In Sniper Elite 5’s co-operative mode, there are no restrictions with how each mission can be undertaken. While players can stick together to revive and communicate, they can also spread out across the map and tackle different objectives at their own pace. Hearing the ensuing chaos way off in the distance from a brother in arms can make for its own compelling moments, as well as drawing the ire of an occupying force in a nearby village to your advantage.

Invasion mode is a highlight (Rebellion)

The same can be said of invasion mode. Like other games such as Elden Ring or Deathloop, players can quickly jump into your mission as a sharpshooter of the Axis forces who is able to freely move around the map embedded amongst the NPC soldiers.

This is one of Sniper Elite 5’s highlights. Trying to execute a covert operation while being informed another player has entered your game adds an extra element of intensity as you try and locate their position before they can do the same to you.

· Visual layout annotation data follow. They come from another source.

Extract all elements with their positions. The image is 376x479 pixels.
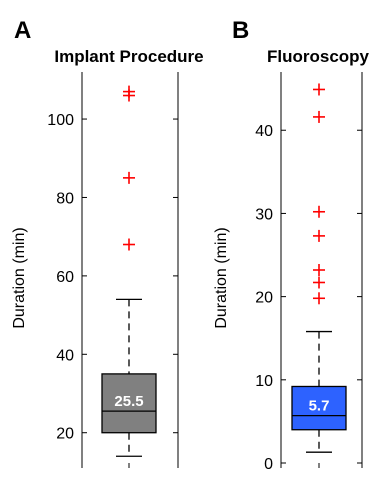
panel-letter: B	[232, 17, 249, 44]
y-axis-label: Duration (min)	[11, 227, 28, 328]
y-tick-label: 30	[255, 206, 273, 223]
outlier-marker	[313, 264, 325, 276]
outlier-marker	[123, 171, 135, 184]
panel-b: B Fluoroscopy Duration (min) 0 10 20 30 40 5.…	[213, 17, 370, 473]
median-label: 5.7	[309, 398, 330, 415]
y-tick-label: 0	[264, 456, 273, 473]
outlier-marker	[313, 83, 325, 96]
outlier-marker	[313, 276, 325, 289]
outlier-marker	[123, 238, 135, 251]
y-tick-label: 20	[255, 290, 273, 307]
outlier-marker	[313, 110, 325, 123]
median-label: 25.5	[114, 393, 143, 410]
y-tick-label: 60	[56, 269, 74, 286]
panel-letter: A	[14, 17, 31, 44]
y-tick-label: 40	[255, 123, 273, 140]
y-tick-label: 40	[56, 347, 74, 364]
outlier-marker	[123, 85, 135, 98]
y-tick-label: 100	[47, 112, 74, 129]
box	[291, 385, 347, 431]
panel-a: A Implant Procedure Duration (min) 20 40 6…	[11, 17, 204, 468]
y-tick-label: 80	[56, 190, 74, 207]
chart-title: Fluoroscopy	[267, 47, 370, 66]
chart-title: Implant Procedure	[54, 47, 203, 66]
y-tick-label: 10	[255, 373, 273, 390]
outlier-marker	[313, 229, 325, 242]
y-axis-label: Duration (min)	[213, 227, 230, 328]
y-tick-label: 20	[56, 426, 74, 443]
outlier-marker	[313, 205, 325, 218]
outlier-marker	[313, 292, 325, 305]
box	[101, 373, 157, 434]
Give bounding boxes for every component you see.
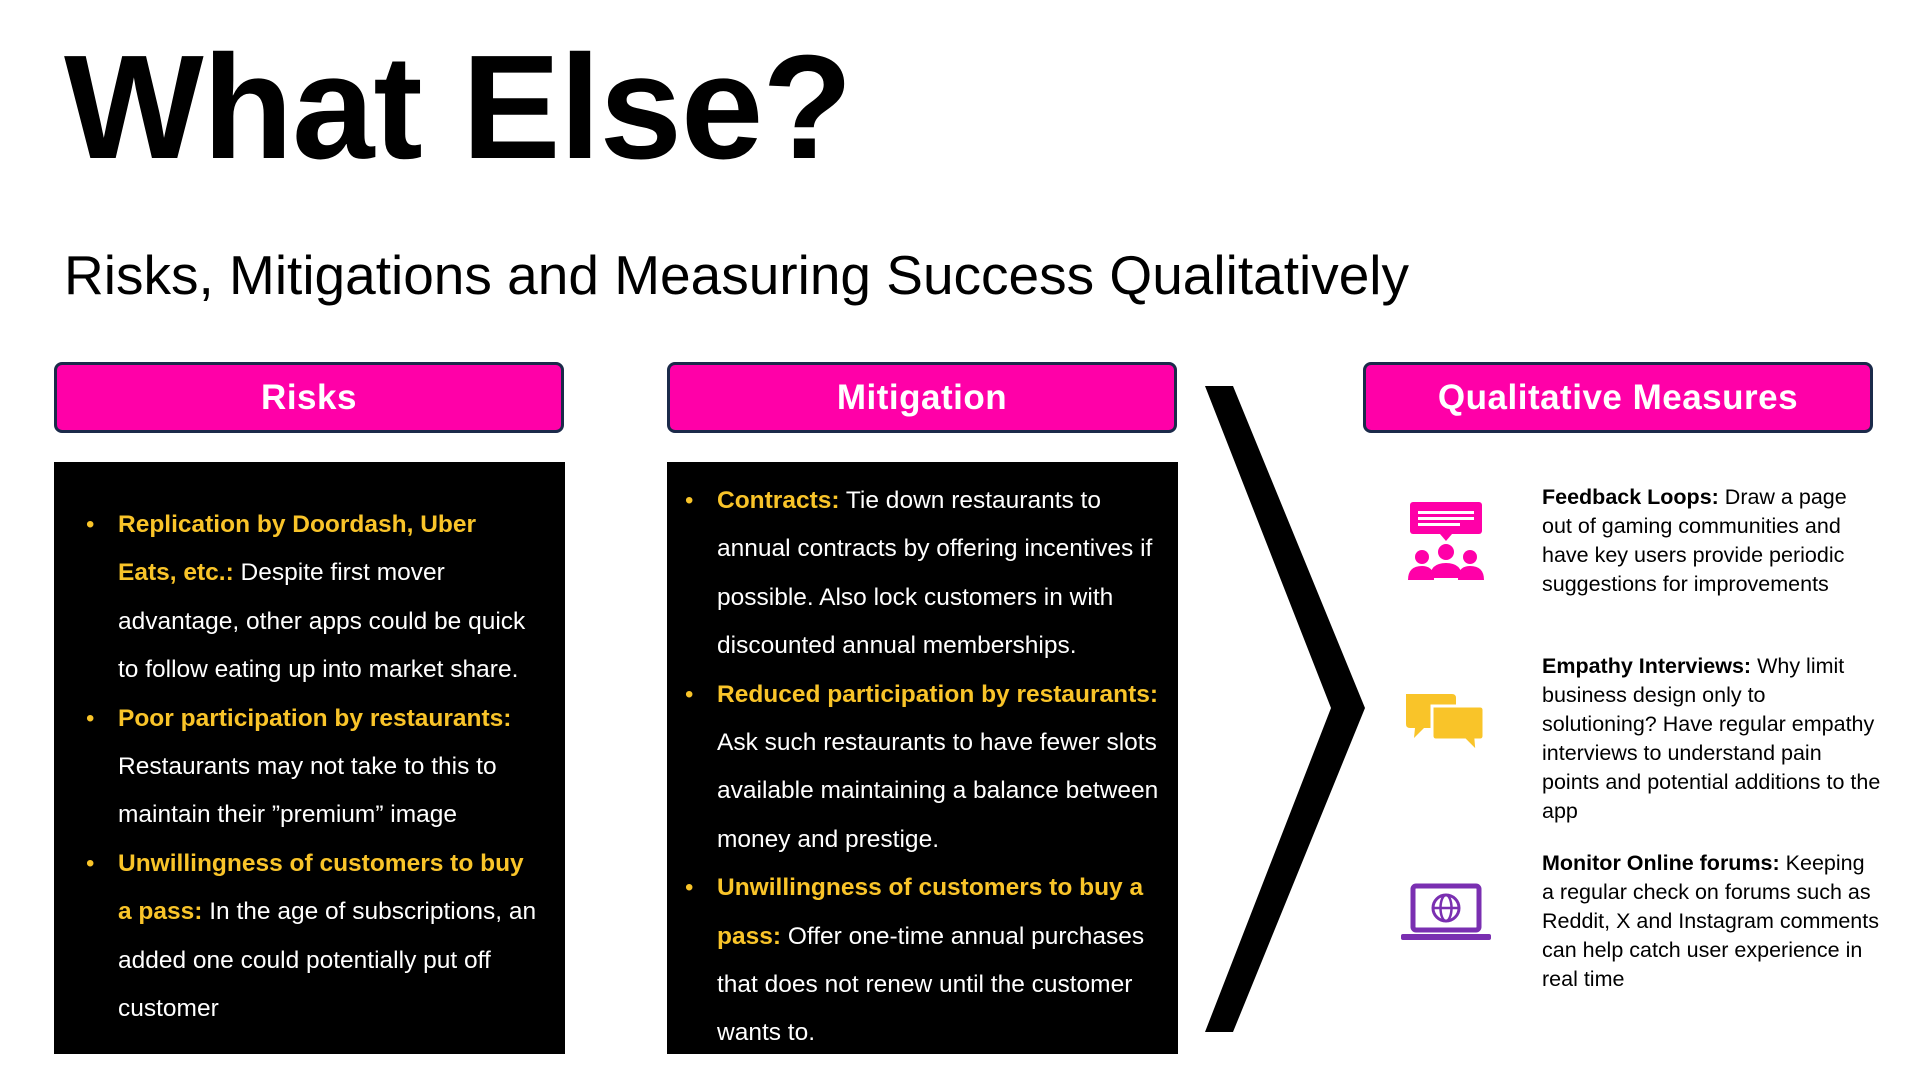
chevron-right-icon	[1205, 386, 1365, 1032]
mitigation-item: Reduced participation by restaurants: As…	[676, 671, 1166, 865]
mitigation-keyword: Contracts:	[717, 487, 840, 514]
measure-item: Empathy Interviews: Why limit business d…	[1542, 652, 1882, 826]
risk-item: Replication by Doordash, Uber Eats, etc.…	[77, 501, 541, 695]
risk-text: Despite first mover advantage, other app…	[118, 559, 526, 684]
feedback-group-icon	[1408, 502, 1484, 580]
chat-bubbles-icon	[1406, 694, 1486, 756]
mitigation-panel: Contracts: Tie down restaurants to annua…	[667, 462, 1178, 1054]
mitigation-header: Mitigation	[667, 362, 1177, 433]
risks-panel: Replication by Doordash, Uber Eats, etc.…	[54, 462, 565, 1054]
risk-keyword: Poor participation by restaurants:	[118, 704, 512, 732]
measures-header: Qualitative Measures	[1363, 362, 1873, 433]
mitigation-text: Offer one-time annual purchases that doe…	[717, 922, 1145, 1047]
mitigation-keyword: Unwillingness of customers to buy a pass…	[717, 874, 1144, 950]
risk-text: Restaurants may not take to this to main…	[118, 753, 497, 829]
measure-text: Keeping a regular check on forums such a…	[1542, 851, 1879, 991]
mitigation-keyword: Reduced participation by restaurants:	[717, 680, 1159, 708]
mitigation-text: Tie down restaurants to annual contracts…	[717, 487, 1153, 660]
slide-title: What Else?	[64, 25, 853, 190]
risk-keyword: Unwillingness of customers to buy a pass…	[118, 849, 524, 926]
laptop-globe-icon	[1401, 883, 1491, 940]
measure-text: Why limit business design only to soluti…	[1542, 654, 1881, 823]
mitigation-item: Contracts: Tie down restaurants to annua…	[676, 477, 1166, 671]
measure-keyword: Feedback Loops:	[1542, 485, 1719, 509]
risk-item: Unwillingness of customers to buy a pass…	[77, 840, 541, 1034]
risk-text: In the age of subscriptions, an added on…	[118, 898, 537, 1023]
mitigation-text: Ask such restaurants to have fewer slots…	[717, 729, 1159, 853]
measure-item: Monitor Online forums: Keeping a regular…	[1542, 849, 1882, 994]
measure-text: Draw a page out of gaming communities an…	[1542, 485, 1847, 596]
slide-subtitle: Risks, Mitigations and Measuring Success…	[64, 244, 1410, 306]
risks-header: Risks	[54, 362, 564, 433]
measure-keyword: Monitor Online forums:	[1542, 851, 1780, 875]
mitigation-item: Unwillingness of customers to buy a pass…	[676, 864, 1166, 1058]
measure-keyword: Empathy Interviews:	[1542, 654, 1752, 678]
measure-item: Feedback Loops: Draw a page out of gamin…	[1542, 483, 1882, 599]
risk-keyword: Replication by Doordash, Uber Eats, etc.…	[118, 511, 477, 587]
risk-item: Poor participation by restaurants: Resta…	[77, 695, 541, 840]
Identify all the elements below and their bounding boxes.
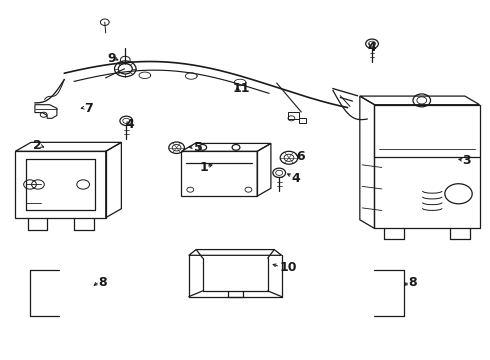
Text: 6: 6 [296,150,305,163]
Text: 11: 11 [233,82,250,95]
Text: 3: 3 [463,154,471,167]
Text: 8: 8 [409,276,417,289]
Text: 5: 5 [194,141,202,154]
Text: 4: 4 [292,172,300,185]
Text: 1: 1 [199,161,208,174]
Text: 4: 4 [368,41,376,54]
Text: 10: 10 [279,261,297,274]
Text: 9: 9 [107,51,116,64]
Text: 8: 8 [98,276,107,289]
Text: 2: 2 [33,139,42,152]
Text: 4: 4 [126,118,135,131]
Text: 7: 7 [84,102,93,115]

Equally, invading someone else’s game gives players free reign to run around the map to find the perfect vantage point, without fear of upsetting roaming patrols. If that sounds like too much of a hassle, it can be easily turned off but like Deathloop it plays an important part of the experience.

The verdict: ‘Sniper Elite 5’

With its large and well executed environments, Sniper Elite 5 is a strong follow up to 2017’s previous entry in the series, with a healthy balance of open-ended approaches and a clear direction. Maps are large enought to revisit and rediscover new areas as well as acting as an endless playground to perform trick shots and discover its secrets.

Where it does falter is in the occasionally stilted AI that is either fiercely intelligent or completely helpless. That said, it’s a worthy follow up in its own right and fans will appreciate the continuity of previous games, but for those curious enough to try for themselves, the game is available on Xbox Game Pass from day one, making it a strong addition to Microsoft’s burgeoning library of games.